The first thing you’ll notice about Mixing Audio is that the book is huge. Its probably easily the heaviest book I have but the weight is not simple filler. Roey goes into incredible detail on everything common to mixing, including significant detail on common mixing devices: compressors, gates, reverbs, eq, distortion, you name it. For each of these topics Roey does his best to leave no stone unturned. My favorite example is his chapter on compressors. I’ve read about compressors in a number of tutorials and as well as books; Roey manages to very carefully identify use cases that almost every other book I’ve read will leave out.
The book is definitely intended for a more technical audience.

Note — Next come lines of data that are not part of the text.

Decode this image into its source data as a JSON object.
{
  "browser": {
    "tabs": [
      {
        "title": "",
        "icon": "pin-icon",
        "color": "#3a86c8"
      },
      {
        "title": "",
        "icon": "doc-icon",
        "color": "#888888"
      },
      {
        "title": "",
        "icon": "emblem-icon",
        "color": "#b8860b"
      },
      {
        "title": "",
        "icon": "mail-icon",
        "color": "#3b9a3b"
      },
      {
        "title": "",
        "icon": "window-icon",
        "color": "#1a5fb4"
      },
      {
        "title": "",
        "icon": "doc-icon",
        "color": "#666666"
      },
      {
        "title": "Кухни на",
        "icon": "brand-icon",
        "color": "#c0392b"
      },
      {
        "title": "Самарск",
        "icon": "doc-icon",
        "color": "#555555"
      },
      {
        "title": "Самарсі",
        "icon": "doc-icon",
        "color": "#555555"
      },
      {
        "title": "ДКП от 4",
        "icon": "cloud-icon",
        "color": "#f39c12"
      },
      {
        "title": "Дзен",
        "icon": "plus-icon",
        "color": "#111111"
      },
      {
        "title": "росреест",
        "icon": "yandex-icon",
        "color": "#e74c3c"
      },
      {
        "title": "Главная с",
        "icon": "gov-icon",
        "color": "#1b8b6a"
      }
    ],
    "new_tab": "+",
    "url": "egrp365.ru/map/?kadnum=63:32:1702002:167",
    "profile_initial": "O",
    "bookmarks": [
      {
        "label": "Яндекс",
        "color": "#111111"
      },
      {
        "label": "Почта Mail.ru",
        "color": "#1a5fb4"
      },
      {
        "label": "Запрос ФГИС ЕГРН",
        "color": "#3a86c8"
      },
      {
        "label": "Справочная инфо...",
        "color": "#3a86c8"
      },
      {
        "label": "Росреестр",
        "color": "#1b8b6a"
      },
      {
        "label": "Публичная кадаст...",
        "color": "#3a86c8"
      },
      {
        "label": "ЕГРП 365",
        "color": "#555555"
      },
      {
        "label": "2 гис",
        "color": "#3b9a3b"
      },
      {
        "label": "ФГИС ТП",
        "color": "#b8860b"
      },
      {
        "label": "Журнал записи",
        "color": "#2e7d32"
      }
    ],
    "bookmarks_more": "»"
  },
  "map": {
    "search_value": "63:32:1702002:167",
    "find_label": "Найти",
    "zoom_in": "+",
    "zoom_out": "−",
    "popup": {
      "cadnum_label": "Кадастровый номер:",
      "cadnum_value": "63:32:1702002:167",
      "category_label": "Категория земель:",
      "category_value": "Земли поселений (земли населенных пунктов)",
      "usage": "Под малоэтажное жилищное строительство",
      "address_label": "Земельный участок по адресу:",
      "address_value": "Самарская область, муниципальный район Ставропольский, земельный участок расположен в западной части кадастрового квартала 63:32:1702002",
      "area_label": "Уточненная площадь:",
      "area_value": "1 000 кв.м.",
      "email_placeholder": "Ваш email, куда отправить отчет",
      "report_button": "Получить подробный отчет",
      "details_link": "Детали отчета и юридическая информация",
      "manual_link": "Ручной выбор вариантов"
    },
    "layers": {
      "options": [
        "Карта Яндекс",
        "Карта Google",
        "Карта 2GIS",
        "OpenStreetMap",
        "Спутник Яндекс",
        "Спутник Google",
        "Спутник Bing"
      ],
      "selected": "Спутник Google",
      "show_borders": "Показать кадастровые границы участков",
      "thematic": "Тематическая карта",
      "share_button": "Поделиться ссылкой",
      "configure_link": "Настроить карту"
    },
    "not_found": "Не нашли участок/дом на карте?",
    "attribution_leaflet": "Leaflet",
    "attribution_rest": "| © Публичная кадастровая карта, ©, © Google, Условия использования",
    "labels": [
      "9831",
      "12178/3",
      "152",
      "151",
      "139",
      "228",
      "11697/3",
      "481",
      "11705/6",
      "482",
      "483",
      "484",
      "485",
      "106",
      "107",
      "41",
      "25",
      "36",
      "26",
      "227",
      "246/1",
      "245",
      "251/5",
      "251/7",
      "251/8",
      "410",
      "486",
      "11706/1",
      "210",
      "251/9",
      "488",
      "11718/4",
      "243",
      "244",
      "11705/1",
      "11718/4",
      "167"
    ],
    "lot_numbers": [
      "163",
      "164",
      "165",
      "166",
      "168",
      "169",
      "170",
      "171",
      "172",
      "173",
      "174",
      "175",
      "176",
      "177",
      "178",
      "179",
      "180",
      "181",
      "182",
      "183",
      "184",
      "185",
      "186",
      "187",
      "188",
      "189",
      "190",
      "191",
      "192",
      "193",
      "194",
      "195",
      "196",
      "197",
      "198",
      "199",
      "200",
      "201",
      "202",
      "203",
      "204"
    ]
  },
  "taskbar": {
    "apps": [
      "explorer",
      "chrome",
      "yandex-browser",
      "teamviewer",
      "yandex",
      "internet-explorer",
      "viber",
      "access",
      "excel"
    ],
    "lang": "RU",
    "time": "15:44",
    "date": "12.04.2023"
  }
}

Every explanation is provided in solid technical detail and often supplemented by graphics and audio samples. If you are the type of person who struggles with the more technical side of things this book may be difficult for you, but it does provide the most pristine explanation of the topics that I’ve come across. Keep in mind though, my background is highly technical; I definitely come with a bias.
This book is a great book for introducing yourself to the wonderful world of mixing. Once you’ve found your balance as a mix engineer this book then serves as an excellent reference; I regularly find myself digging through this book to extract more information. Unfortunately this is not a good book for those budding engineers looking for tutorials, although there are plenty of those out there. Absolutely worth checking it out, but keep in mind, its a very long read.